Ontario Pension Plan Will Raise Cost For Majority Of Businesses

August 11, 2015: Today, the Government of Ontario announced that it will expand the comparability rules under the proposed Ontario Retirement Pension Plan (ORPP). However, business owners remain concerned about the introduction of a new pension plan and the impact it would have on the cost of doing business.

The Greater Oshawa Chamber of Commerce (GOCC) is encouraged by the government’s decision to expand the definition of comparability under the ORPP to include some Defined Contribution (DC) plans. With this change, employers that already provide certain DC pension plans for their employees will be exempt from contributing to the ORPP.

“Today’s announcement to expand the definition of compatibility is encouraging,” said Bob Malcolmson, CEO & General Manager. “However, the concern remains that the ORPP in its current form will have a negative impact on business competitiveness.”

 Key Details of the Announcement
1. Businesses who offer a Defined Contribution (DC) plan with a total combined contribution rate of 8%, where at least 4% is contributed by the employer, will not have to pay into the ORPP.
2. Those businesses who offer a non-comparable type of pension plan or do not offer any type of pension plan will have to contribute to the ORPP.
3. Large employers (500 or more employees) will start contributing in 2017, medium sized employers (approximately 50-499 employees) in 2018, and small employers (50 or fewer employees) in 2019. Any employer that offers a non-comparable Defined Benefit (DB) or DC plan will begin to make contributions in 2020.

In June, the GOCC and the Ontario Chamber of Commerce (OCC), and a coalition of over 150 businesses, sector associations, Chambers of Commerce, and Boards of Trade came together to urge the government to expand its definition of pension plan comparability to include capital accumulation plans, including, but not limited to, Defined Contribution plans (view letter).The OCC is heartened by the longer phase-in period announced today, which will help many Ontario businesses transition into the plan.
Despite today’s announcement, the GOCC warns that in its current form, the ORPP will raise costs for the majority of businesses who operate in the province, including those employers that offer non-comparable plans like Group RRSPs. Recent OCC survey data indicates that if faced with mandatory increased contributions under the ORPP, 44 percent of businesses would reduce their current payroll or hire fewer employees in the future.

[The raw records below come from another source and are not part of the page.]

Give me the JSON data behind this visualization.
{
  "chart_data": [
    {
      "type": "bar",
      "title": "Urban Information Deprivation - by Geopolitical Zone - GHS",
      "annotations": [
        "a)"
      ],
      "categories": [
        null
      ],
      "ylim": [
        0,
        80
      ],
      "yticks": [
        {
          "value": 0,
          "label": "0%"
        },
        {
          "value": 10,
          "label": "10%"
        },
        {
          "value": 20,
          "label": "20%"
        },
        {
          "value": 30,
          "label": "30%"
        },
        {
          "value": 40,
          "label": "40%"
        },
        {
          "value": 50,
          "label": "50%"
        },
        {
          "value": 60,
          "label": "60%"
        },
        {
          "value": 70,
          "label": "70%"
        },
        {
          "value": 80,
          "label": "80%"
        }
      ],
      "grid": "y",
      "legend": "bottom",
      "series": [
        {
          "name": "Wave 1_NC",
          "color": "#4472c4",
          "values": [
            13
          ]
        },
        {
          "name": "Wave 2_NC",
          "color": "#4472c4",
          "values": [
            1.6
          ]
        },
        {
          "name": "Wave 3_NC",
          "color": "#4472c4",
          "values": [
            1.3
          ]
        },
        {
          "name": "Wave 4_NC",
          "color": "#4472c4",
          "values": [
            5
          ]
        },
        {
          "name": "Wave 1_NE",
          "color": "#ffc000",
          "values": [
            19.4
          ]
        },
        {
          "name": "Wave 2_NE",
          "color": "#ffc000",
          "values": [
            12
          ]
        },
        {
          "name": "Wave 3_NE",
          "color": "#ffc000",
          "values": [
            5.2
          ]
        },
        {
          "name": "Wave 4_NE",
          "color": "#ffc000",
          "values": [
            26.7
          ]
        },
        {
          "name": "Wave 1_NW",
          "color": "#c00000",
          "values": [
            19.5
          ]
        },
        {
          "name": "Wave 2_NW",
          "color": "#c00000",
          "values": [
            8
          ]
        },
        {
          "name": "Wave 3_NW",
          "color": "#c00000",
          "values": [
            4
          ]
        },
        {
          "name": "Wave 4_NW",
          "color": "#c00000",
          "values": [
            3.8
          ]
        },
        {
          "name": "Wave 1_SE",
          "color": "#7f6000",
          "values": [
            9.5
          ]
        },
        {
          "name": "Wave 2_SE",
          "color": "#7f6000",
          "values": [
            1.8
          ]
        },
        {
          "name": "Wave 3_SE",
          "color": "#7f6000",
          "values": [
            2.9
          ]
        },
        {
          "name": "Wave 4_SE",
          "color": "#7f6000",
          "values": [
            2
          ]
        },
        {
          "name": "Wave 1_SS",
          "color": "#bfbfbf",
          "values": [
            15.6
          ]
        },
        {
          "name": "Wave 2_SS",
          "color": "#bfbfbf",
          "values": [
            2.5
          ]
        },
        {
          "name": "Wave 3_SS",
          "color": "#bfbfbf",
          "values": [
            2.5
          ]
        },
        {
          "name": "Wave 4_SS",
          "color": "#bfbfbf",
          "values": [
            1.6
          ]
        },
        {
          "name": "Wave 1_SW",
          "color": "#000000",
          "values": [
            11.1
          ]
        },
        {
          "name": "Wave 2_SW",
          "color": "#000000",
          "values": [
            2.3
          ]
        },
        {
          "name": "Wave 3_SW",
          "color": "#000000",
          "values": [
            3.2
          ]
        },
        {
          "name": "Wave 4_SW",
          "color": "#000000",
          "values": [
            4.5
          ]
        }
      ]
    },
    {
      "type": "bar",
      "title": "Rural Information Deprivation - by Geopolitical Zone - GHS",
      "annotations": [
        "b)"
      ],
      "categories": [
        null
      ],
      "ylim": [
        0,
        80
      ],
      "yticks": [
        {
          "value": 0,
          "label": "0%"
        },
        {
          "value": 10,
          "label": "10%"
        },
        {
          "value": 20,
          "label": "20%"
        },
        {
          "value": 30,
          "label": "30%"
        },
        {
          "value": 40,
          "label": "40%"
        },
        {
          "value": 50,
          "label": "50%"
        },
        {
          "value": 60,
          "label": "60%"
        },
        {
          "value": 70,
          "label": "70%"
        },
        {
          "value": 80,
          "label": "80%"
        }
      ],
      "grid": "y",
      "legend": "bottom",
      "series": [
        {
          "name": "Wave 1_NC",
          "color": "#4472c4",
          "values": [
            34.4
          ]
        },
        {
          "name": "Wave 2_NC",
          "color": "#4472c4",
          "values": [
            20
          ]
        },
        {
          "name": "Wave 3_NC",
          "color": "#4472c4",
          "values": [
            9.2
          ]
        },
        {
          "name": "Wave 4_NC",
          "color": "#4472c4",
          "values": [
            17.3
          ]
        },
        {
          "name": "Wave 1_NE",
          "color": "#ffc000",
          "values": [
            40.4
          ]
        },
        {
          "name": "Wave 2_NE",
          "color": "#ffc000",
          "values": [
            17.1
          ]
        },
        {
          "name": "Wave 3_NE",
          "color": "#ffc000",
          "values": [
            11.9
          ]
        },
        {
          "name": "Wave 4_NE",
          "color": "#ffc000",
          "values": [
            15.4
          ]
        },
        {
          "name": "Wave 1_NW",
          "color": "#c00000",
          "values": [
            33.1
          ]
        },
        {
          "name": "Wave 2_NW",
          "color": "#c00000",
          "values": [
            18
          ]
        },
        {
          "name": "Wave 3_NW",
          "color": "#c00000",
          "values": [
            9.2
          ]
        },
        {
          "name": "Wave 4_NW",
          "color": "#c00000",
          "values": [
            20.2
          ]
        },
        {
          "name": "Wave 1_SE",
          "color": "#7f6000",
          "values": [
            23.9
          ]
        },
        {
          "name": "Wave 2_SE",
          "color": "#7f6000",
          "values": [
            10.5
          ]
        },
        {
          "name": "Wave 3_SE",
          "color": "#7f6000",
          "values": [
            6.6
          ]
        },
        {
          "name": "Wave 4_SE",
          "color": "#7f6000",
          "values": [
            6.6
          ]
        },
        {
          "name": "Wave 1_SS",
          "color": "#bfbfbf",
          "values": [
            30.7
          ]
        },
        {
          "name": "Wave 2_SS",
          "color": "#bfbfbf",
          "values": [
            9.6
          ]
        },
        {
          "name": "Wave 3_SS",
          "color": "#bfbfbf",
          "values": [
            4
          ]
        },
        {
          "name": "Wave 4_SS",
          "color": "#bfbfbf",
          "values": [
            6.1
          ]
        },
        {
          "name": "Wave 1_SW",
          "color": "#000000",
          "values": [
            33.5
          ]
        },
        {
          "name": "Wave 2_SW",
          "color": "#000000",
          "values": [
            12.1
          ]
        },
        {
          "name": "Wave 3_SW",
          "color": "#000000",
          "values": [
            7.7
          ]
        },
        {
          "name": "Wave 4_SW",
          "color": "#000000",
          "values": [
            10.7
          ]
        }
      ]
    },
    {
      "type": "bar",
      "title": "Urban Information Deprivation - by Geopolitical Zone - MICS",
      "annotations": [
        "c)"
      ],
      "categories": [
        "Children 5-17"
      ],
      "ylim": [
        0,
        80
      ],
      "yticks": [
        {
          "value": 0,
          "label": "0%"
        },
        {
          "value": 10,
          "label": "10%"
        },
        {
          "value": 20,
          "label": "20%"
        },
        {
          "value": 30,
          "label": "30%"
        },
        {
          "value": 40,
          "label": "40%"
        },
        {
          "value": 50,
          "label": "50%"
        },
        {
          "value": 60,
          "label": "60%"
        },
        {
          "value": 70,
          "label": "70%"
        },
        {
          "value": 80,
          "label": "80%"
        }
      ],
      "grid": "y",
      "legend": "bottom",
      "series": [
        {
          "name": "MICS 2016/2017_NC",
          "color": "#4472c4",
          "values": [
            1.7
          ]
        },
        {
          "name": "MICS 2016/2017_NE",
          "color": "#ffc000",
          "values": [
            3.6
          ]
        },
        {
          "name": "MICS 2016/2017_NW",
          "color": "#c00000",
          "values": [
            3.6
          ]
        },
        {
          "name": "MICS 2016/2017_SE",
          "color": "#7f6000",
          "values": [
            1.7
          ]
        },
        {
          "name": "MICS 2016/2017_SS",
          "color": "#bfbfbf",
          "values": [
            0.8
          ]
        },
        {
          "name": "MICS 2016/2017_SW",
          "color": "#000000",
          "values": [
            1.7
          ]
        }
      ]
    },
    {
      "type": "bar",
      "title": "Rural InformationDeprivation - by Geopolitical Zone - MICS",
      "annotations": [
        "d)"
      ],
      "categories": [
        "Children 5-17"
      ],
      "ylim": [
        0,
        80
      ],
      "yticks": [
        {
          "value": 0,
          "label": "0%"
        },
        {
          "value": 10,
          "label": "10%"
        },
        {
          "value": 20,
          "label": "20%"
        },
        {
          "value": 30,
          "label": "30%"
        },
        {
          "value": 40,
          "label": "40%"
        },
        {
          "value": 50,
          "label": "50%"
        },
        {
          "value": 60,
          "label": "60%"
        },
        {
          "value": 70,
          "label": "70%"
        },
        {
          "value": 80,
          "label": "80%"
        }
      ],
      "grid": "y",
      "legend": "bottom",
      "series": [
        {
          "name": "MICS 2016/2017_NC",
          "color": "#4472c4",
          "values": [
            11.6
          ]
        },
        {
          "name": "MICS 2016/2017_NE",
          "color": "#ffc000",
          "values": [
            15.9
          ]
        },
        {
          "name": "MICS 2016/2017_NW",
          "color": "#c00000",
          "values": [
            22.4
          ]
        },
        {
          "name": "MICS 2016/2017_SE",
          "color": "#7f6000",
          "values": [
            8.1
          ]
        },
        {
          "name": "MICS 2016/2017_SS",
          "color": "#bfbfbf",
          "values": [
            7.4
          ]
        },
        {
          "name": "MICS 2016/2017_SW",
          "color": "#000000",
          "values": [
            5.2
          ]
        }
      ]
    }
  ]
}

“The Chamber remains deeply concerned about the cumulative burden facing Ontario employers,” said Malcolmson. “Rising electricity prices, the introduction of a cap and trade system, and the ORPP will further add to the cost of doing business in Ontario. This is why we, along with the OCC, have asked the government to conduct and publicly release the results of an economic impact analysis of their proposed pension plan.”
Following considerable advocacy efforts by a coalition of businesses led by the Ontario Chamber of Commerce, the government committed to releasing a cost-benefit analysis of the ORPP before the end of the year.
“Our Chamber, along with the OCC, is committed to continuing to work with government in order to ensure they have a full appreciation of the potential impacts of the ORPP,” stated Malcolmson.